For instance, the preconception of a viewer who looks at a work of art and thinks, “my little nephew could make this,” reflects an established paradigm that considers only the complexity of the final product in order to evaluate its legitimacy. This modern perception implies that professional artists must have formal academic training and promotes a practice of art based around classical academic knowledge. According to this perspective, the artist considers her artwork as something separate from herself, something that doesn’t need to be personal. This line of thinking plays on the romantic notion of the artist as a hermit who has no relationship to the social forces around him. The creative expression embodied by her perfected technique, it suggests, enables the piece of art to speak for itself.
Yet in 2011, Jacoby explains, our nearly limitless access to information allows us endless opportunities to connect with the world, sparking the contemplation of new methods of artistic training. Understanding contemporary art as a language fed by many streams underscores its power as an engine of social communication. Much contemporary art, Jacoby contends, is in fact relational art, incorporating diverse techniques and interacting with other disciplines in order to shape a broader language. The contemporary artist can thus be a creator with a broader social influence, one centered on the artistic process itself. Consequently, contemporary art aims for heterogeneous practices, making visual art more evocative and diverse ways to express human thought.
In order for an artist to grow, Jacoby maintains, he must remain open, unbounded by narrow aesthetics or by the demands of the commercial art market. Art can thus be a tool that stimulates the thought among artists and the public.
Such an approach invites artists to include their own words and thoughts in the viewer’s contemplative process.

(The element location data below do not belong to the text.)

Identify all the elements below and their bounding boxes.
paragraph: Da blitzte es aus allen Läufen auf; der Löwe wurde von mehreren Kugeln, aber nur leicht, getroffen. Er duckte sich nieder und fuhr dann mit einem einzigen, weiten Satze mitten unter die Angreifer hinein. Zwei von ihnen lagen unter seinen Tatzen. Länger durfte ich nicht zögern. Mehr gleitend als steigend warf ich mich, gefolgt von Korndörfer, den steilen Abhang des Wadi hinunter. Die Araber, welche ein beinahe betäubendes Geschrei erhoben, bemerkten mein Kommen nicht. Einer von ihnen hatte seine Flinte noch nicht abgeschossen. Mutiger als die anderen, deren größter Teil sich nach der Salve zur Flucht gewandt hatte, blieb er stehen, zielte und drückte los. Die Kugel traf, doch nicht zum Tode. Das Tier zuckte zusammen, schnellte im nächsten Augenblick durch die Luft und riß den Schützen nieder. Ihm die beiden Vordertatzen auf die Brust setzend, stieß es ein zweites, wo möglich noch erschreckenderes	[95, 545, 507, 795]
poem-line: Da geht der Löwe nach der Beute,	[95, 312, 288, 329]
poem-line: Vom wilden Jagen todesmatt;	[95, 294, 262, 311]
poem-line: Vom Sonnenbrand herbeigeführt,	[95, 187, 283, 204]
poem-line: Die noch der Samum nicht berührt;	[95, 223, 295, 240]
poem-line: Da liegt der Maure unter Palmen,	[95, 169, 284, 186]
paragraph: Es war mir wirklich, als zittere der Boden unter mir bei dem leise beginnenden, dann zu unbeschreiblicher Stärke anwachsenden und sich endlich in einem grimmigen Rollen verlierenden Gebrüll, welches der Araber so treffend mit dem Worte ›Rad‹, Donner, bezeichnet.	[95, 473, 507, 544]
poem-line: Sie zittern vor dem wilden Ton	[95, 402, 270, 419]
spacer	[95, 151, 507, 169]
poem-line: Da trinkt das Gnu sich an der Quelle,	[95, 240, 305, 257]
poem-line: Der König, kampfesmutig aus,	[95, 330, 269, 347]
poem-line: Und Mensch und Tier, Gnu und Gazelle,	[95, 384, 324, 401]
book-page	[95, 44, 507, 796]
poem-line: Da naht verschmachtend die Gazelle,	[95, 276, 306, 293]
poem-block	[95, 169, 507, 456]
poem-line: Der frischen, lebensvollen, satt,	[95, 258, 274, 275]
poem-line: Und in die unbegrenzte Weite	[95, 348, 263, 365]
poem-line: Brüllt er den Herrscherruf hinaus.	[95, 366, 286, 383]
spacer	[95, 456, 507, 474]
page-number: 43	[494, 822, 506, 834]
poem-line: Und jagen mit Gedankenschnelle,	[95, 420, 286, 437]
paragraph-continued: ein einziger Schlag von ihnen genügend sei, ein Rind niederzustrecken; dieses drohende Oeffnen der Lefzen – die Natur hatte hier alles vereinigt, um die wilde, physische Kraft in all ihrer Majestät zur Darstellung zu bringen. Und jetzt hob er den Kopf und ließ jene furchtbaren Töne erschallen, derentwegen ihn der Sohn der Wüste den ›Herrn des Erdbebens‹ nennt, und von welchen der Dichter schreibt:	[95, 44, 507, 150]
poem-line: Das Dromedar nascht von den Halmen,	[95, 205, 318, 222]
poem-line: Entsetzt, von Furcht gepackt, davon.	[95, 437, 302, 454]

That the viewer understands where and how a piece was made, and at whom it is directed, should not to be taken for granted. Jacoby deems it fundamental that the artist be actively involved in shaping the thought processes surrounding her work in order to establish a dialogue that connects the finished product to the world of action. If one thinks of the contemporary artist as a researcher—as someone who digs through mountains of information to distill a unique perspective—then clearly explaining the artist’s creative process becomes central to the impact of her finished work. In addition, the historical context that shapes an artist’s focus must similarly be considered in order for the viewer to understand how that artist has responded to the world around him.
Explaining these important procedural elements through accompanying texts breaks the classical convention of a homogeneous process, because it includes the context of the artwork and the artist’s own thought process in the display of the work. It also poses a challenging question to artists and viewers, asking if the piece has meaning when isolated from these social and personal dynamics. In this way, Jacoby concludes, conceiving of the visual artist as a thinker who ponders the purpose of art-making and who offers a written opinion of their own praxis transforms the work by tying it to the artist’s—and the viewer’s—social reality.